This article is in the Windows into Illustration Category
Windows into Illustration: Ella Burfoot
Ella Burfoot’s deceptively childlike illustrations are decoratively appealing with an emphasis on contrasting colours and texture. Here Ella Burfoot explains her approach and technique in her latest picture book Betty and the Yeti.
Betty and the Yeti came about almost as a reaction to my previous picture book, Darkness Slipped In which is quite graphic in feel, and very simple in its approach to colour, using black, yellow and shocking pink.
Whilst doodling new ideas I did a rough sketch of a little girl in a snowy landscape, with a green coat and a red sled. The white landscape was particularly pleasing after having used so much black in Darkness Slipped In, and the red and green really zinged against one another.

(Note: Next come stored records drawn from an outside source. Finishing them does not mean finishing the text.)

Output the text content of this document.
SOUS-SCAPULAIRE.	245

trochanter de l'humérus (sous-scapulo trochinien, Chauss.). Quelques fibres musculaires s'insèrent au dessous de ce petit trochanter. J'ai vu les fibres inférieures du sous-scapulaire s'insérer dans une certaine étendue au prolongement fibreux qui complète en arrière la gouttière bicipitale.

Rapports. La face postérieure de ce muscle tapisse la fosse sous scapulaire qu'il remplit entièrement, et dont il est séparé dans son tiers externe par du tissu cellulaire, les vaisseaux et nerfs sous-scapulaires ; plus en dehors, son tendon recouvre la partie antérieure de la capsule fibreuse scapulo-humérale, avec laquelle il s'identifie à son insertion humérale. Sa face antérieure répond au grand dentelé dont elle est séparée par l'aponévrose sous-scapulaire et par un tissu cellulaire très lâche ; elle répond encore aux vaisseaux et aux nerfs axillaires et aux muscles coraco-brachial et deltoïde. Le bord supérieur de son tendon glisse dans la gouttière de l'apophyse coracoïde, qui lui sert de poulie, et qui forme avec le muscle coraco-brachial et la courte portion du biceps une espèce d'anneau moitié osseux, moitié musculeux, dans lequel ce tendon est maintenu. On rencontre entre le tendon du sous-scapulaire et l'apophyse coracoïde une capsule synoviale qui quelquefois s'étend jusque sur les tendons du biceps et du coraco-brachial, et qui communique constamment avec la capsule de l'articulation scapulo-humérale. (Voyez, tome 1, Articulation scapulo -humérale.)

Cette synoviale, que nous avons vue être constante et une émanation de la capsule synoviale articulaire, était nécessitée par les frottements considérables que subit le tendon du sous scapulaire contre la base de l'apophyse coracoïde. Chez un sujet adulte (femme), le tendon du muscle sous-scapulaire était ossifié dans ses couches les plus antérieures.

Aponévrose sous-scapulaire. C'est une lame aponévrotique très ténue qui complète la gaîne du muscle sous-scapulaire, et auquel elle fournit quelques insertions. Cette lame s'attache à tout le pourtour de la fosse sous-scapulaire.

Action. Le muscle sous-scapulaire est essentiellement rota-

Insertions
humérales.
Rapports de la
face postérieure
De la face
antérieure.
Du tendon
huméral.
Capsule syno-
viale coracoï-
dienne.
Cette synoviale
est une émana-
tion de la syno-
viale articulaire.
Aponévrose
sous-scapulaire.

This was the starting point for a story that wandered happily along, and tumbled on to the page. Betty is a little girl who lives in the snow, and collects things on her sled as she goes on her journeys through the landscape.

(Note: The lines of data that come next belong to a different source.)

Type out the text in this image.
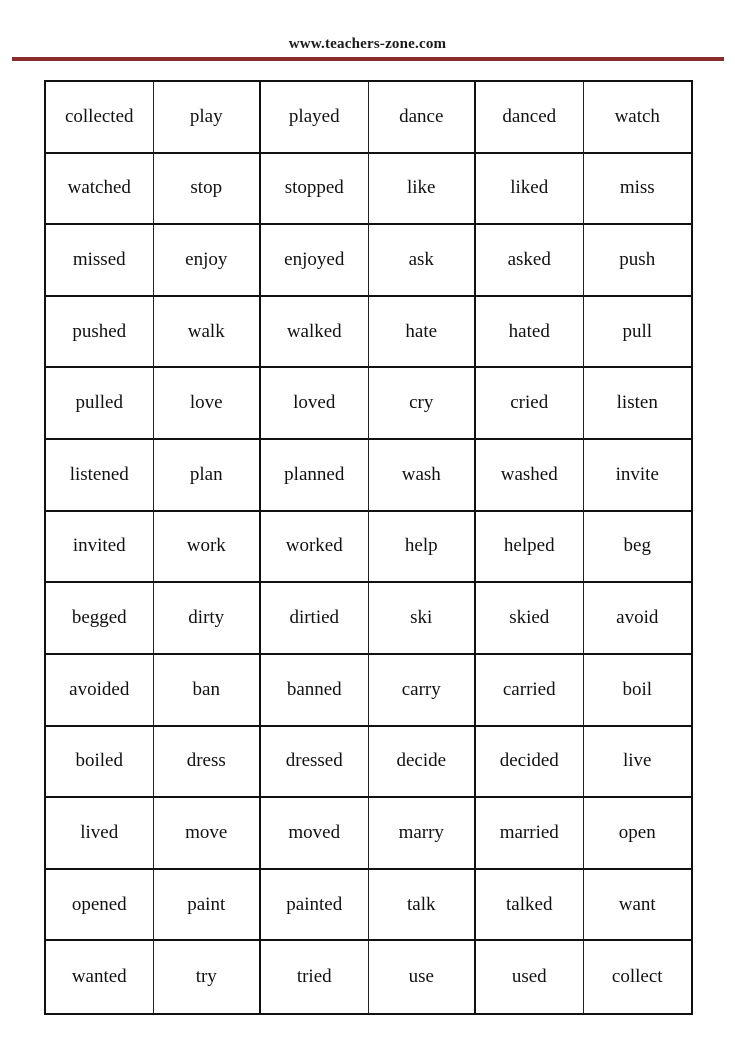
www.teachers-zone.com
collected	play	played	dance	danced	watch
watched	stop	stopped	like	liked	miss
missed	enjoy	enjoyed	ask	asked	push
pushed	walk	walked	hate	hated	pull
pulled	love	loved	cry	cried	listen
listened	plan	planned	wash	washed	invite
invited	work	worked	help	helped	beg
begged	dirty	dirtied	ski	skied	avoid
avoided	ban	banned	carry	carried	boil
boiled	dress	dressed	decide	decided	live
lived	move	moved	marry	married	open
opened	paint	painted	talk	talked	want
wanted	try	tried	use	used	collect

I have always loved collecting things, objects and ideas, so my writing often starts off in this way, collecting lists of words and thoughts. Betty finds an assortment of big furry clothes, and she sets about trying to find their owner, on her way meeting her friends, whale, bear, and Arctic hare. She eventually meets the owner of the smelly, hairy clothes, who, contrary to first appearances, is not so scary after all.

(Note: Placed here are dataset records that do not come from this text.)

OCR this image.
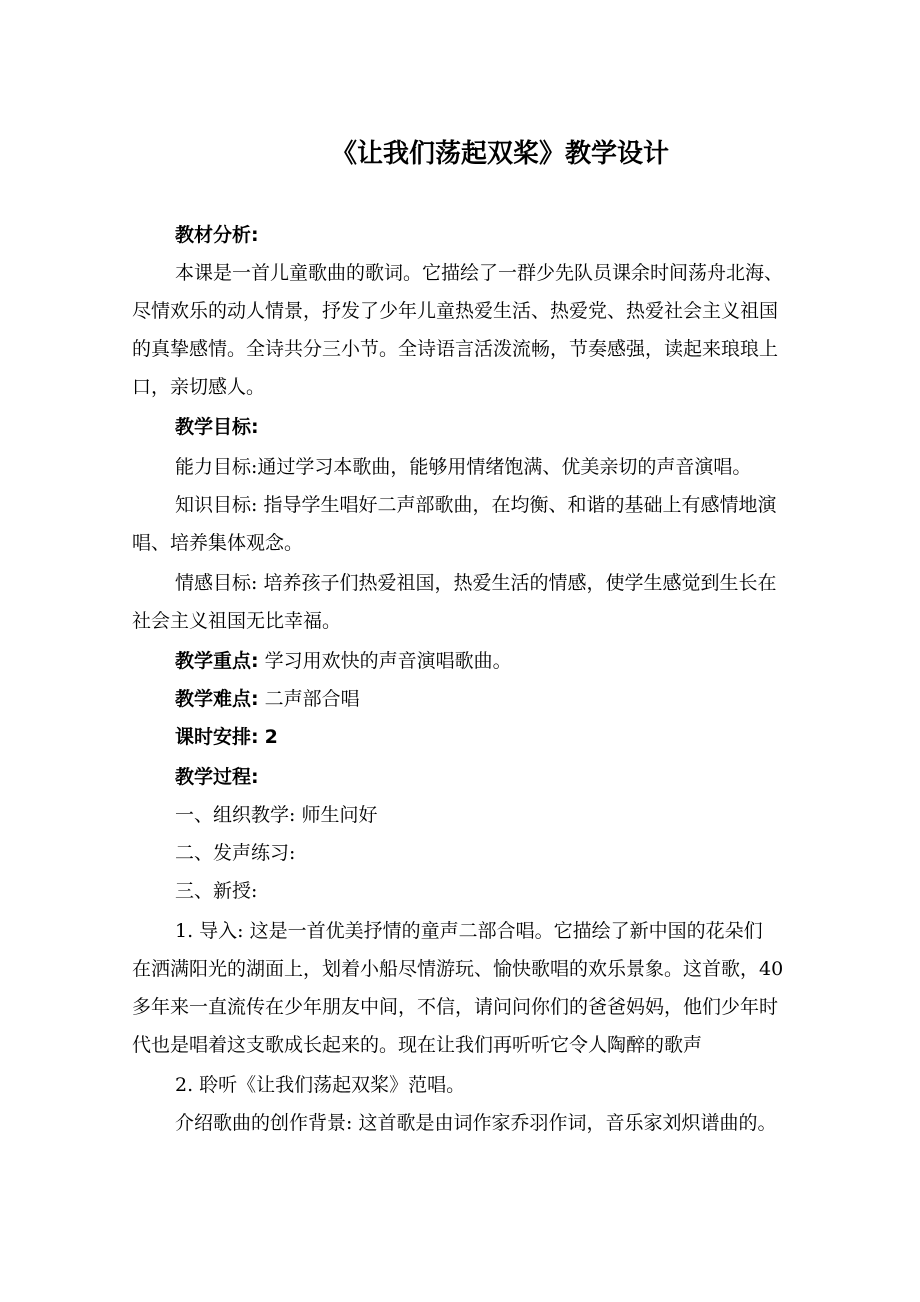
《让我们荡起双桨》教学设计
教材分析:
本课是一首儿童歌曲的歌词。它描绘了一群少先队员课余时间荡舟北海、
尽情欢乐的动人情景，抒发了少年儿童热爱生活、热爱党、热爱社会主义祖国
的真挚感情。全诗共分三小节。全诗语言活泼流畅，节奏感强，读起来琅琅上
口，亲切感人。
教学目标:
能力目标:通过学习本歌曲，能够用情绪饱满、优美亲切的声音演唱。
知识目标: 指导学生唱好二声部歌曲，在均衡、和谐的基础上有感情地演
唱、培养集体观念。
情感目标: 培养孩子们热爱祖国，热爱生活的情感，使学生感觉到生长在
社会主义祖国无比幸福。
教学重点: 学习用欢快的声音演唱歌曲。
教学难点: 二声部合唱
课时安排: 2
教学过程:
一、组织教学: 师生问好
二、发声练习:
三、新授:
1. 导入: 这是一首优美抒情的童声二部合唱。它描绘了新中国的花朵们
在洒满阳光的湖面上，划着小船尽情游玩、愉快歌唱的欢乐景象。这首歌，40
多年来一直流传在少年朋友中间，不信，请问问你们的爸爸妈妈，他们少年时
代也是唱着这支歌成长起来的。现在让我们再听听它令人陶醉的歌声
2. 聆听《让我们荡起双桨》范唱。
介绍歌曲的创作背景: 这首歌是由词作家乔羽作词，音乐家刘炽谱曲的。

I use a mixture of watercolours and Dr Martin’s inks for the base colour in my images. The inks are very intense, and provide me with lovely bright blues and reds. Using an oil-based pencil for the line, I then draw on top of the image with coloured pencils, adding texture and extra vibrancy.
I have used a fairly simple palette in this book, mainly blues and greens, but I didn’t want the images to be too cold (even though it’s a book about snow!) so I have, for instance, used some pink and yellow on the whale to give her a little warmth, and bring her forward on the page.
My favourite part of creating stories is making the rough drawings at the initial stages of the process. I love working quickly and excitedly on pencil roughs and these drawings have an immediacy, which I try to retain in my finished artworks.
I particularly enjoyed making the image of Betty and the whale. The difference in scale between the characters made a lovely contrast, and the shape of the whale echoes the rolling landscape of previous pages.
The image of Betty holding the Yeti’s coat is another favourite, as Betty almost disappears under the ‘jingly jangly’ hat, and her friend fox gets well and truly wrapped up warm!
I was working on Betty and the Yeti through the winter months, and snowy walks, with a bundled up baby and an excited dog, were the perfect inspiration for my pictures. I noticed seed heads and grasses poking up from under the snow and, through collage and pencil drawing, tried to capture a few of these details in my pictures, to add a little more depth to my illustrations, and bring a few extra wintry touches to Betty’s snowy world.
Betty and the Yeti is published by Macmillan Children’s Books (978 0 330 51117 9) at £5.99.
Ella Burfoot’s picture book Darkness Slipped In (Macmillan Children’s Books) was shortlisted for the 2008 British Book Design and Production Awards and nominated for the 2009 CILIP Kate Greenaway Medal. Ella earned both her undergraduate and Master’s degrees in illustration from University College Falmouth.